Needless to say, the well-heeled youngsters have eagerly embraced the buzzwords of woke status, such that “intersectionality” trips off the tongue, and standards and expectations are to be “decolonised.” The school must, we’re informed, “revolutionise the curriculum.”
Judging by the various demands and hyperbolical Instagram posts, it seems we’re expected to believe that the wealthy and statusful are paying $44,000 a year to have their own children abused by “oppressors,” that any kind of “disparity” is proof of bigotry, and that having one’s phonetically unobvious name mispronounced, even once, is “thinly-veiled racism” and a form of “racial trauma.” A trauma inflicted by “the white man’s mouth.”
Faced with an upsurge of opportunist theatre – and asked whether he is, as claimed, a “racist” and an “oppressor” – the school’s director, Dan Brenner, has shown all of the probity and spine one might expect. And so, the supposedly downtrodden Mao-lings behave more like aristocracy, with expectations of deference and impunity, as if they were entirely unaccustomed to be being told no.
Via Nikw211, who adds,
If this is how, as children and adolescents, they are capable of treating people whose names they know, whose faces they recognise, and who they interact with on a regular basis, just imagine the kind of crude, stunted stuff that will have to pass for something like empathy when they inevitably move into the ranks of elite influencers in business and politics.
And they will have learned so much from ‘progressive’ educators.
“There were so many students who came into the school with no preparation for the conversation about race or racism. They knew nothing about white privilege and white supremacy,” social policy professor Amy Hillier said.
It’s a dental school, by the way. For dentists.

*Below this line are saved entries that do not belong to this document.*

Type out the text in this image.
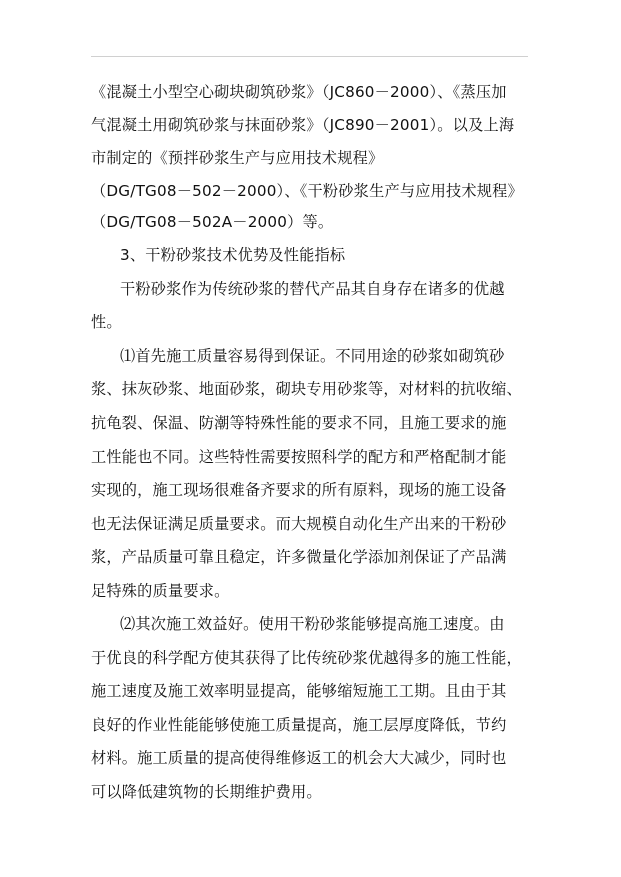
《混凝土小型空心砌块砌筑砂浆》（JC860－2000）、《蒸压加
气混凝土用砌筑砂浆与抹面砂浆》（JC890－2001）。以及上海
市制定的《预拌砂浆生产与应用技术规程》
（DG/TG08－502－2000）、《干粉砂浆生产与应用技术规程》
（DG/TG08－502A－2000）等。
3、干粉砂浆技术优势及性能指标
干粉砂浆作为传统砂浆的替代产品其自身存在诸多的优越
性。
⑴首先施工质量容易得到保证。不同用途的砂浆如砌筑砂
浆、抹灰砂浆、地面砂浆，砌块专用砂浆等，对材料的抗收缩、
抗龟裂、保温、防潮等特殊性能的要求不同，且施工要求的施
工性能也不同。这些特性需要按照科学的配方和严格配制才能
实现的，施工现场很难备齐要求的所有原料，现场的施工设备
也无法保证满足质量要求。而大规模自动化生产出来的干粉砂
浆，产品质量可靠且稳定，许多微量化学添加剂保证了产品满
足特殊的质量要求。
⑵其次施工效益好。使用干粉砂浆能够提高施工速度。由
于优良的科学配方使其获得了比传统砂浆优越得多的施工性能，
施工速度及施工效率明显提高，能够缩短施工工期。且由于其
良好的作业性能能够使施工质量提高，施工层厚度降低，节约
材料。施工质量的提高使得维修返工的机会大大减少，同时也
可以降低建筑物的长期维护费用。
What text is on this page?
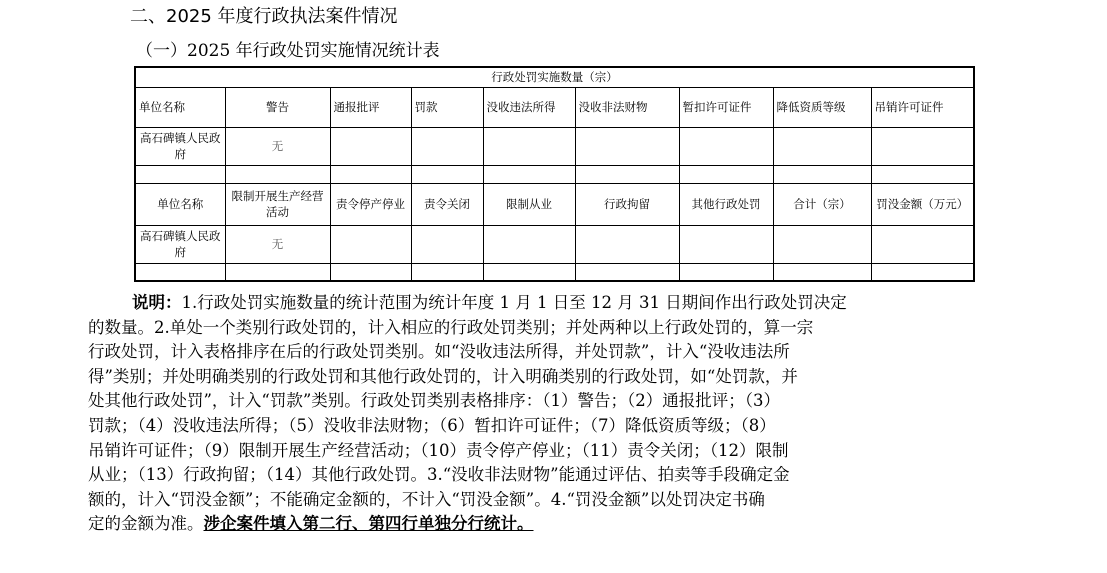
二、2025 年度行政执法案件情况
（一）2025 年行政处罚实施情况统计表
行政处罚实施数量（宗）								
单位名称	警告	通报批评	罚款	没收违法所得	没收非法财物	暂扣许可证件	降低资质等级	吊销许可证件
高石碑镇人民政府	无							

单位名称	限制开展生产经营活动	责令停产停业	责令关闭	限制从业	行政拘留	其他行政处罚	合计（宗）	罚没金额（万元）
高石碑镇人民政府	无							

说明：1.行政处罚实施数量的统计范围为统计年度 1 月 1 日至 12 月 31 日期间作出行政处罚决定
的数量。2.单处一个类别行政处罚的，计入相应的行政处罚类别；并处两种以上行政处罚的，算一宗
行政处罚，计入表格排序在后的行政处罚类别。如“没收违法所得，并处罚款”，计入“没收违法所
得”类别；并处明确类别的行政处罚和其他行政处罚的，计入明确类别的行政处罚，如“处罚款，并
处其他行政处罚”，计入“罚款”类别。行政处罚类别表格排序：（1）警告；（2）通报批评；（3）
罚款；（4）没收违法所得；（5）没收非法财物；（6）暂扣许可证件；（7）降低资质等级；（8）
吊销许可证件；（9）限制开展生产经营活动；（10）责令停产停业；（11）责令关闭；（12）限制
从业；（13）行政拘留；（14）其他行政处罚。3.“没收非法财物”能通过评估、拍卖等手段确定金
额的，计入“罚没金额”；不能确定金额的，不计入“罚没金额”。4.“罚没金额”以处罚决定书确
定的金额为准。涉企案件填入第二行、第四行单独分行统计。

It occurs to me that if you’re brandishing the terms “white privilege” and “white supremacy,” and invoking “implicit bias” as if it weren’t laughable woo, such that the indoctrinated must “come to understand” foregone conclusions, it doesn’t sound much like a conversation. More a series of begged questions, whereby some people can be deemed guilty or complicit by virtue of their skin colour.

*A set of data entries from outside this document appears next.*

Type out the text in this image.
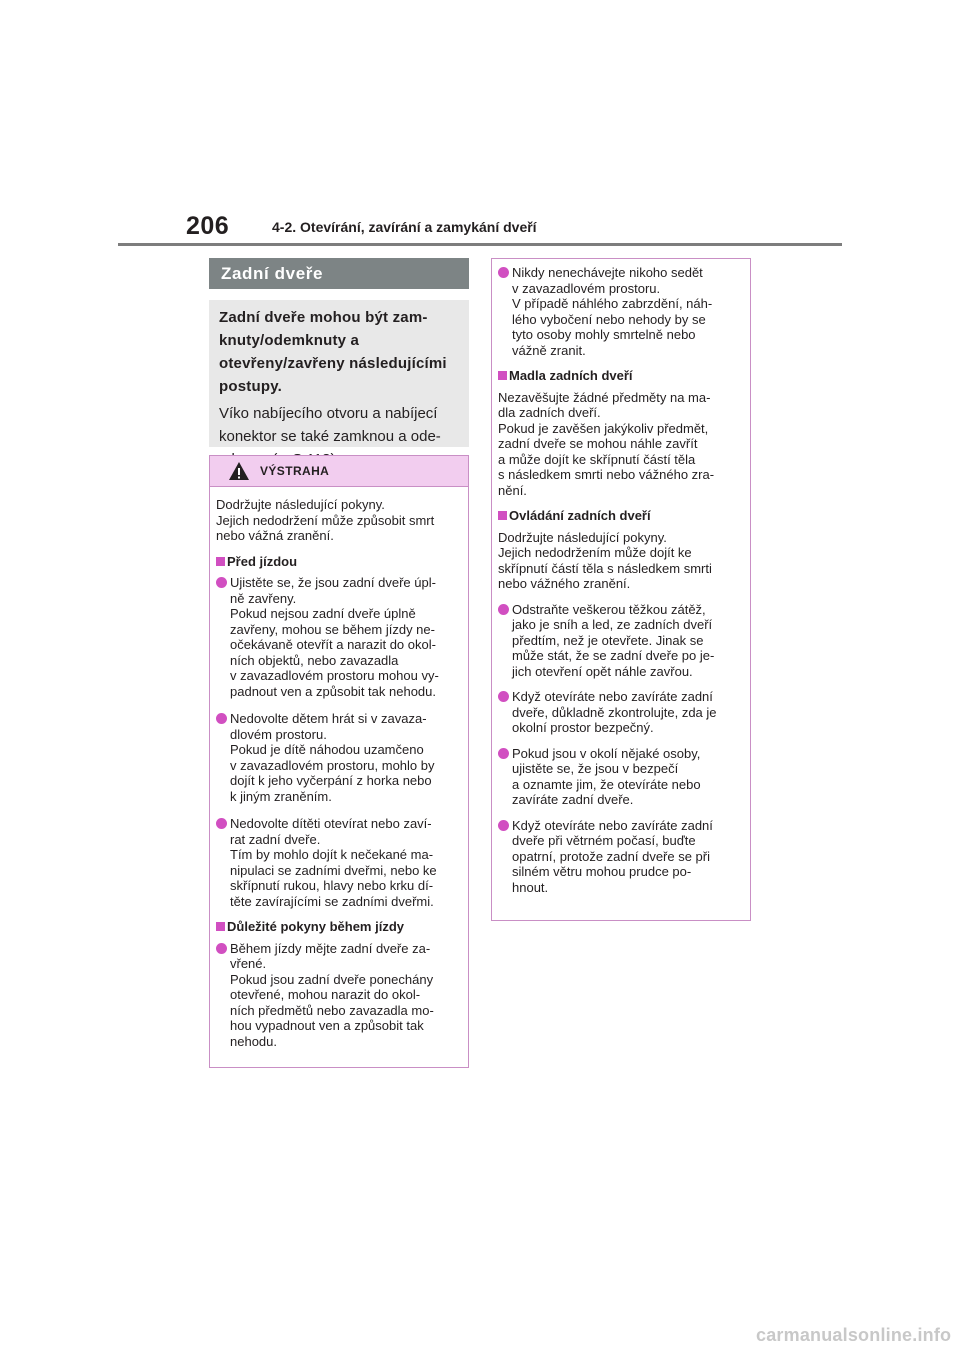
206	4-2. Otevírání, zavírání a zamykání dveří
Zadní dveře

Zadní dveře mohou být zamknuty/odemknuty a otevřeny/zavřeny následujícími postupy.

Víko nabíjecího otvoru a nabíjecí konektor se také zamknou a ode

VÝSTRAHA
Dodržujte následující pokyny.
Jejich nedodržení může způsobit smrt
nebo vážná zranění.

Před jízdou

Ujistěte se, že jsou zadní dveře úpl-
ně zavřeny.
Pokud nejsou zadní dveře úplně
zavřeny, mohou se během jízdy ne-
očekávaně otevřít a narazit do okol-
ních objektů, nebo zavazadla
v zavazadlovém prostoru mohou vy-
padnout ven a způsobit tak nehodu.
Nedovolte dětem hrát si v zavaza-
dlovém prostoru.
Pokud je dítě náhodou uzamčeno
v zavazadlovém prostoru, mohlo by
dojít k jeho vyčerpání z horka nebo
k jiným zraněním.
Nedovolte dítěti otevírat nebo zaví-
rat zadní dveře.
Tím by mohlo dojít k nečekané ma-
nipulaci se zadními dveřmi, nebo ke
skřípnutí rukou, hlavy nebo krku dí-
těte zavírajícími se zadními dveřmi.

Důležité pokyny během jízdy

Během jízdy mějte zadní dveře za-
vřené.
Pokud jsou zadní dveře ponechány
otevřené, mohou narazit do okol-
ních předmětů nebo zavazadla mo-
hou vypadnout ven a způsobit tak
nehodu.
Nikdy nenechávejte nikoho sedět
v zavazadlovém prostoru.
V případě náhlého zabrzdění, náh-
lého vybočení nebo nehody by se
tyto osoby mohly smrtelně nebo
vážně zranit.

Madla zadních dveří

Nezavěšujte žádné předměty na ma-
dla zadních dveří.
Pokud je zavěšen jakýkoliv předmět,
zadní dveře se mohou náhle zavřít
a může dojít ke skřípnutí částí těla
s následkem smrti nebo vážného zra-
nění.

Ovládání zadních dveří

Dodržujte následující pokyny.
Jejich nedodržením může dojít ke
skřípnutí částí těla s následkem smrti
nebo vážného zranění.
Odstraňte veškerou těžkou zátěž,
jako je sníh a led, ze zadních dveří
předtím, než je otevřete. Jinak se
může stát, že se zadní dveře po je-
jich otevření opět náhle zavřou.
Když otevíráte nebo zavíráte zadní
dveře, důkladně zkontrolujte, zda je
okolní prostor bezpečný.
Pokud jsou v okolí nějaké osoby,
ujistěte se, že jsou v bezpečí
a oznamte jim, že otevíráte nebo
zavíráte zadní dveře.
Když otevíráte nebo zavíráte zadní
dveře při větrném počasí, buďte
opatrní, protože zadní dveře se při
silném větru mohou prudce po-
hnout.
carmanualsonline.info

And yet, if you plan to be a dentist and attend the University of Pennsylvania School of Dental Medicine, it seems you must first submit to condescension and insults, and accusations of being either a bigot or an enabler of bigotry, based solely on unchangeable aspects of your appearance. Because apparently you can’t do dentistry without the weird political woo of dogmatic parasites who’ve managed to insert themselves into yet another sphere of life.